By: Rhett Withey, Bigeye Art Director
When you take a shot at the king, you better not miss.
Adobe, the king of the creative software world, has reigned over its users with the expectation that no matter what the company does, their users have to buy their product because it’s the “universal standard.” Adobe, recognizing the grip they hold on the creative world, has in recent years taken advantage of their user base by changing its business model to a steeply priced monthly subscription, continuing to release updates overrun with bugs and glitches, and rarely coming through on promised features presented at yearly trade shows. There is a challenger to the throne looming on the horizon, and its name is the iPad Pro.
The hubris of Adobe has been knowing that designers and creatives can’t just up-and-drop Photoshop or Illustrator in favor of a newer and cheaper alternative without risking a severe downturn in productivity. In the fast-paced world of advertising, designers have decades of muscle memory with hotkeys and processes ingrained in their heads. Going cold turkey and learning a completely new software would result in the loss of hundreds of hours of time on projects. Adobe knows this and expects their users to return month-after-month and year-after-year.
The iPad is Adobe’s worthy competitor.
What Adobe doesn’t know is that the iPad, specifically the iPad Pro, is helping knock down the gatekeeping walls that Adobe holds to the creative industry. There are a bevy of great design and illustration apps available on the iPad that replicate the experiences of Adobe products and at a much cheaper cost. Apps such as Procreate and Affinity Designer don’t require recurring payments and often cost less than a one-month subscription of an Adobe Creative Cloud license.
Of course, established designers aren’t going to ditch their desktops in favor of the iPad Pro, but there are designers who are actually preferring the iPad experience over the desktop for illustrating, designing, and photo editing. They are the ones currently sitting in the backseat of a minivan on a road-trip or on a bus heading home from school. They are in their bedroom at their parents’ house doodling on the iPad while watching TV. Children and teenagers are adopting the use of iPads at a younger age, and their parents aren’t likely diving headfirst into an expensive Adobe Creative Cloud subscription plan.
Younger generations are paving their own way.
This younger generation is currently developing their own muscle memory of tricks and processes that they will, in time, transfer to their future careers as designers and visionaries. It’s a future that Adobe doesn’t seem to see coming. Adobe needs to adapt if it plans on being around in the next ten to twenty years. They won’t have the luxury of relying on users coming back just because they are working on a familiar system.
Each subsequent release of the iPad and iPad Pro is closing the gap between what a tablet is and what a computer is. Apple has even recently released an update that allows for keyboard and mouse support on the tablet itself.

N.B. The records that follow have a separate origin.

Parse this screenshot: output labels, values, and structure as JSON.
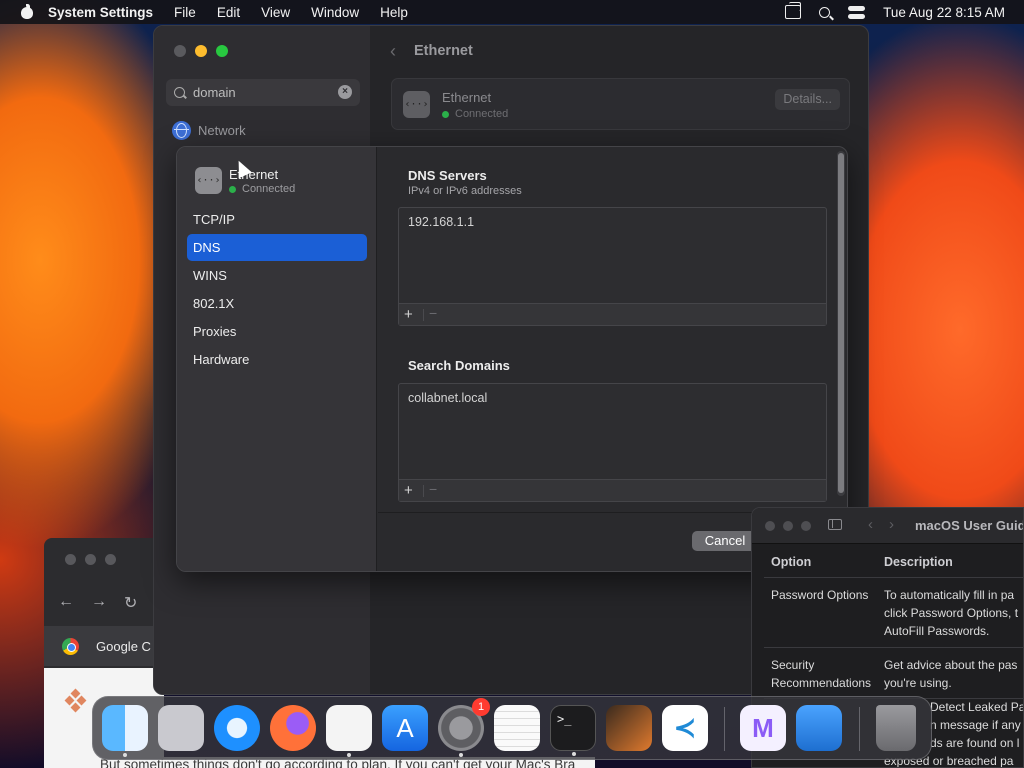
{
  "menubar": {
    "app_name": "System Settings",
    "menus": [
      "File",
      "Edit",
      "View",
      "Window",
      "Help"
    ],
    "datetime": "Tue Aug 22  8:15 AM"
  },
  "settings": {
    "search": {
      "value": "domain",
      "clear_icon": "clear-icon"
    },
    "sidebar_match": "Network",
    "header_title": "Ethernet",
    "ethernet_card": {
      "name": "Ethernet",
      "status": "Connected",
      "details_label": "Details..."
    }
  },
  "dns_sheet": {
    "interface": {
      "name": "Ethernet",
      "status": "Connected"
    },
    "nav": [
      "TCP/IP",
      "DNS",
      "WINS",
      "802.1X",
      "Proxies",
      "Hardware"
    ],
    "selected_nav": "DNS",
    "dns_servers": {
      "title": "DNS Servers",
      "subtitle": "IPv4 or IPv6 addresses",
      "entries": [
        "192.168.1.1"
      ]
    },
    "search_domains": {
      "title": "Search Domains",
      "entries": [
        "collabnet.local"
      ]
    },
    "add_label": "+",
    "remove_label": "−",
    "cancel_label": "Cancel"
  },
  "browser": {
    "tab_label": "Google C"
  },
  "help_window": {
    "title": "macOS User Guid",
    "columns": [
      "Option",
      "Description"
    ],
    "rows": [
      {
        "option": [
          "Password Options"
        ],
        "description": [
          "To automatically fill in pa",
          "click Password Options, t",
          "AutoFill Passwords."
        ]
      },
      {
        "option": [
          "Security",
          "Recommendations"
        ],
        "description": [
          "Get advice about the pas",
          "you're using."
        ]
      },
      {
        "option": [],
        "description": [
          "Detect Leaked Pa",
          "n message if any",
          "ds are found on l",
          "exposed or breached pa"
        ]
      }
    ]
  },
  "background_doc_text": "But sometimes things don't go according to plan. If you can't get your Mac's Bra",
  "dock": {
    "apps": [
      {
        "name": "Finder",
        "icon": "finder-icon",
        "color": "#2a8df2"
      },
      {
        "name": "Launchpad",
        "icon": "launchpad-icon",
        "color": "#d9d9de"
      },
      {
        "name": "Safari",
        "icon": "safari-icon",
        "color": "#1e90ff"
      },
      {
        "name": "Firefox",
        "icon": "firefox-icon",
        "color": "#ff7139"
      },
      {
        "name": "Chrome",
        "icon": "chrome-icon",
        "color": "#ffffff"
      },
      {
        "name": "App Store",
        "icon": "app-store-icon",
        "color": "#1a8cff"
      },
      {
        "name": "System Settings",
        "icon": "system-settings-icon",
        "color": "#8e8e93",
        "badge": "1"
      },
      {
        "name": "TextEdit",
        "icon": "textedit-icon",
        "color": "#f2f2f2"
      },
      {
        "name": "Terminal",
        "icon": "terminal-icon",
        "color": "#1c1c1e"
      },
      {
        "name": "GarageBand",
        "icon": "garageband-icon",
        "color": "#e07a2e"
      },
      {
        "name": "Visual Studio Code",
        "icon": "vscode-icon",
        "color": "#ffffff"
      },
      {
        "name": "Visual Studio",
        "icon": "visual-studio-icon",
        "color": "#f4f0ff"
      },
      {
        "name": "Weather",
        "icon": "weather-icon",
        "color": "#2f7bd8"
      },
      {
        "name": "Trash",
        "icon": "trash-icon",
        "color": "#8a8a8e"
      }
    ]
  }
}
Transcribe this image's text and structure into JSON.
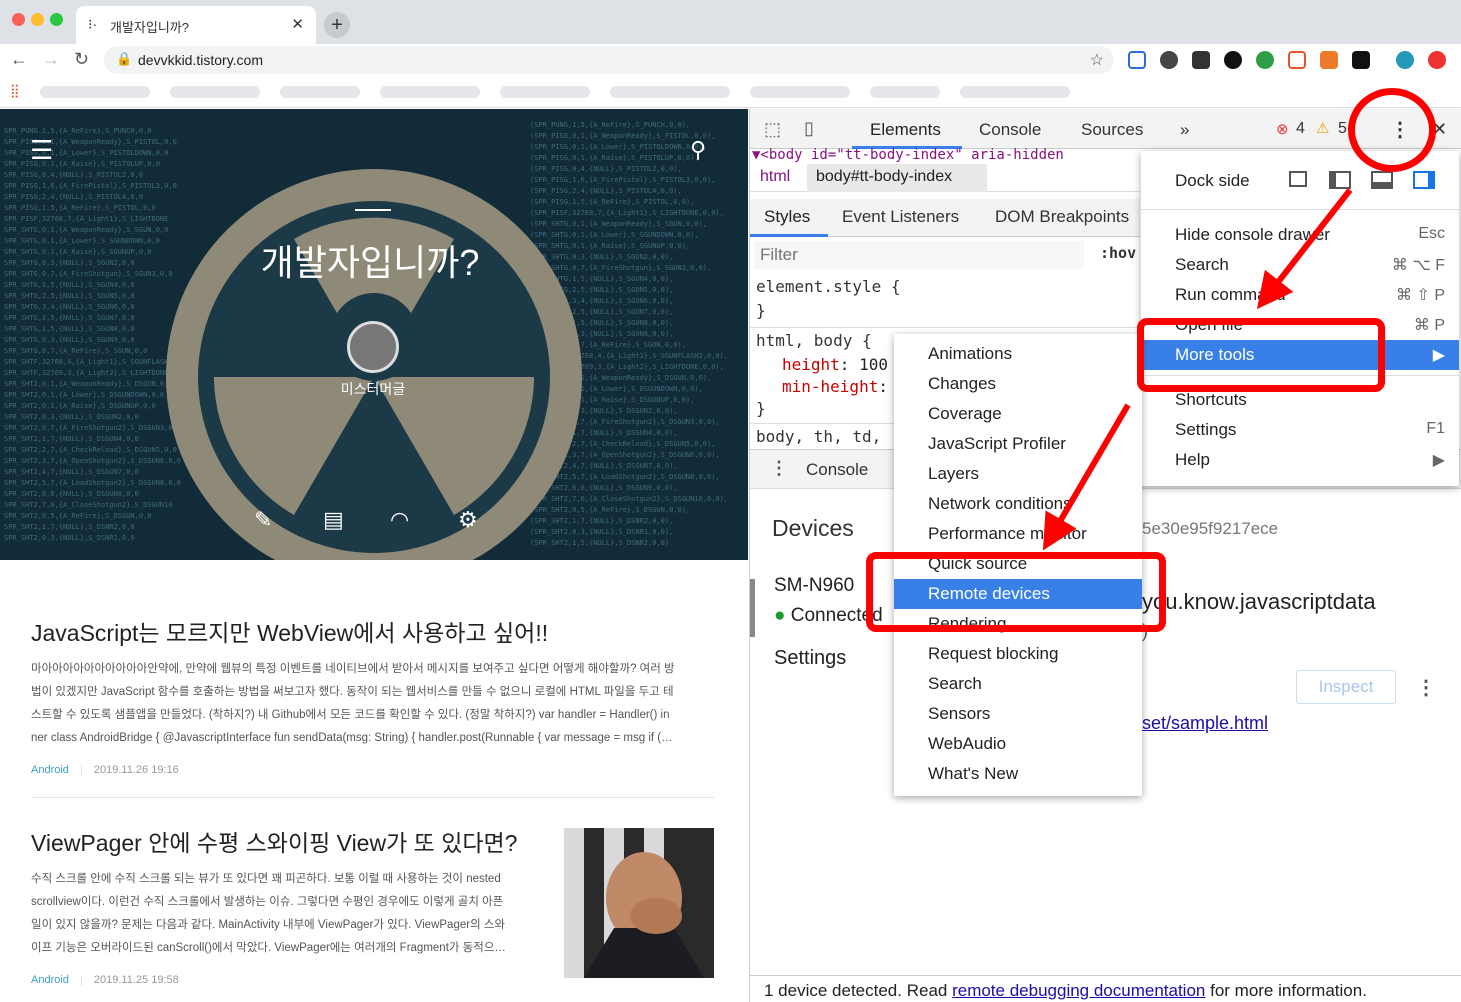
{
  "tab": {
    "title": "개발자입니까?"
  },
  "address": {
    "url": "devvkkid.tistory.com"
  },
  "blog": {
    "title": "개발자입니까?",
    "owner": "미스터머글"
  },
  "posts": [
    {
      "title": "JavaScript는 모르지만 WebView에서 사용하고 싶어!!",
      "lines": [
        "마아아아아아아아아아아안약에, 만약에 웹뷰의 특정 이벤트를 네이티브에서 받아서 메시지를 보여주고 싶다면 어떻게 해야할까? 여러 방",
        "법이 있겠지만 JavaScript 함수를 호출하는 방법을 써보고자 했다. 동작이 되는 웹서비스를 만들 수 없으니 로컬에 HTML 파일을 두고 테",
        "스트할 수 있도록 샘플앱을 만들었다. (착하지?) 내 Github에서 모든 코드를 확인할 수 있다. (정말 착하지?) var handler = Handler() in",
        "ner class AndroidBridge { @JavascriptInterface fun sendData(msg: String) { handler.post(Runnable { var message = msg if (…"
      ],
      "category": "Android",
      "date": "2019.11.26 19:16"
    },
    {
      "title": "ViewPager 안에 수평 스와이핑 View가 또 있다면?",
      "lines": [
        "수직 스크롤 안에 수직 스크롤 되는 뷰가 또 있다면 꽤 피곤하다. 보통 이럴 때 사용하는 것이 nested",
        "scrollview이다. 이런건 수직 스크롤에서 발생하는 이슈. 그렇다면 수평인 경우에도 이렇게 골치 아픈",
        "일이 있지 않을까? 문제는 다음과 같다. MainActivity 내부에 ViewPager가 있다. ViewPager의 스와",
        "이프 기능은 오버라이드된 canScroll()에서 막았다. ViewPager에는 여러개의 Fragment가 동적으…"
      ],
      "category": "Android",
      "date": "2019.11.25 19:58"
    }
  ],
  "devtools": {
    "tabs": [
      "Elements",
      "Console",
      "Sources",
      "»"
    ],
    "errors": "4",
    "warnings": "5",
    "dom_line": "▼<body id=\"tt-body-index\" aria-hidden",
    "crumbs": [
      "html",
      "body#tt-body-index"
    ],
    "subtabs": [
      "Styles",
      "Event Listeners",
      "DOM Breakpoints"
    ],
    "filter_placeholder": "Filter",
    "hov": ":hov",
    "css": {
      "element_style": "element.style {",
      "close1": "}",
      "rule_selector": "html, body {",
      "prop1_name": "height",
      "prop1_value": ": 100",
      "prop2_name": "min-height",
      "prop2_value": ":",
      "close2": "}",
      "rule3": "body, th, td,"
    },
    "drawer_tab": "Console",
    "devices": {
      "heading": "Devices",
      "device_name": "SM-N960",
      "status": "Connected",
      "settings": "Settings",
      "id_fragment": "5e30e95f9217ece",
      "page_fragment": "you.know.javascriptdata",
      "paren": ")",
      "inspect": "Inspect",
      "link": "set/sample.html"
    },
    "footer": {
      "pre": "1 device detected. Read ",
      "link": "remote debugging documentation",
      "post": " for more information."
    }
  },
  "main_menu": {
    "dock_side": "Dock side",
    "items": [
      {
        "label": "Hide console drawer",
        "key": "Esc"
      },
      {
        "label": "Search",
        "key": "⌘ ⌥ F"
      },
      {
        "label": "Run command",
        "key": "⌘ ⇧ P"
      },
      {
        "label": "Open file",
        "key": "⌘ P"
      },
      {
        "label": "More tools",
        "key": "▶"
      },
      {
        "label": "Shortcuts",
        "key": ""
      },
      {
        "label": "Settings",
        "key": "F1"
      },
      {
        "label": "Help",
        "key": "▶"
      }
    ]
  },
  "more_tools_menu": {
    "items": [
      "Animations",
      "Changes",
      "Coverage",
      "JavaScript Profiler",
      "Layers",
      "Network conditions",
      "Performance monitor",
      "Quick source",
      "Remote devices",
      "Rendering",
      "Request blocking",
      "Search",
      "Sensors",
      "WebAudio",
      "What's New"
    ],
    "selected": "Remote devices"
  },
  "colors": {
    "annotation": "#ff0000",
    "selection": "#3880e8",
    "link": "#1a0dab",
    "category": "#3aa0c9"
  }
}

Adobe does offer iPad versions of some of its software such as Photoshop and Illustrator, but those apps have been released years after initial releases of other apps such as Procreate, which itself has developed a dedicated following and has been identified as one of the “must own” apps on the iPad Pro. Also, without a Creative Cloud subscription, the Adobe offerings come up short of being their own fully realized design apps on the iPad.
If Adobe expects to continue its reign on the creative world, they are going to have to win over the hearts and minds of the younger generation through their iPads.